Mamba Neural Operator: Who Wins? Transformers vs. State-Space Models for PDEs
Chun-Wun Cheng, Jiahao Huang, Yi Zhang, Guang Yang, Carola-Bibiane Schönlieb, Angelica I Aviles-Rivero
TL;DR
The paper tackles the challenge of efficiently solving parametric PDEs and the limitations of Transformer-based approaches in representing continuous dynamics. It introduces the Mamba Neural Operator (MNO), a framework that unifies structured state-space models (SSMs) with neural operators, providing a theoretical bridge that enables improved long-range dependency modeling and continuous dynamics capture. Through rigorous analysis and extensive experiments on PDE benchmarks (e.g., Darcy Flow, Shallow Water, Diffusion-Reaction), MNO consistently enhances expressive power and accuracy across Transformer-based baselines, with notable gains for Galerkin-type attention and competitive performance for OFormer. The findings suggest that MNO is not merely complementary to Transformers but a superior, scalable framework for PDE-related tasks, offering better stability, data efficiency, and generalization for complex spatiotemporal dynamics. This work has practical implications for mesh-free PDE solvers and high-fidelity simulations where long-range interactions and continuous dynamics are critical.
Abstract
Partial differential equations (PDEs) are widely used to model complex physical systems, but solving them efficiently remains a significant challenge. Recently, Transformers have emerged as the preferred architecture for PDEs due to their ability to capture intricate dependencies. However, they struggle with representing continuous dynamics and long-range interactions.
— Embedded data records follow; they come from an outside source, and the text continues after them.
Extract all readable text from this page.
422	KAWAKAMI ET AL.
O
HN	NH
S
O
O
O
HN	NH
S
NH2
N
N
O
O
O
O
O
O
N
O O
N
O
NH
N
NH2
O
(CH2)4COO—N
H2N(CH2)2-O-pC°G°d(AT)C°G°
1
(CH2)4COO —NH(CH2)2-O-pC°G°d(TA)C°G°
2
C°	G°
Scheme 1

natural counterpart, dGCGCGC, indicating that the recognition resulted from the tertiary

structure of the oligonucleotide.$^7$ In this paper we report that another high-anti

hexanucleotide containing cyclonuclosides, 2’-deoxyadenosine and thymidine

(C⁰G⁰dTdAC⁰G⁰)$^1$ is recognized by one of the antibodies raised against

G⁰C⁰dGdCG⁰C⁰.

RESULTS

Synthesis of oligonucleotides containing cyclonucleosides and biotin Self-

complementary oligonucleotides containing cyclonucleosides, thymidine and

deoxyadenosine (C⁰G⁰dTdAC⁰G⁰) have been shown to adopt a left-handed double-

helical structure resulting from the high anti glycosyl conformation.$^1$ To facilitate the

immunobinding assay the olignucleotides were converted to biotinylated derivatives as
To overcome these limitations, we introduce the Mamba Neural Operator (MNO), a novel framework that enhances neural operator-based techniques for solving PDEs. MNO establishes a formal theoretical connection between structured state-space models (SSMs) and neural operators, offering a unified structure that can adapt to diverse architectures, including Transformer-based models. By leveraging the structured design of SSMs, MNO captures long-range dependencies and continuous dynamics more effectively than traditional Transformers. Through extensive analysis, we show that MNO significantly boosts the expressive power and accuracy of neural operators, making it not just a complement but a superior framework for PDE-related tasks, bridging the gap between efficient representation and accurate solution approximation.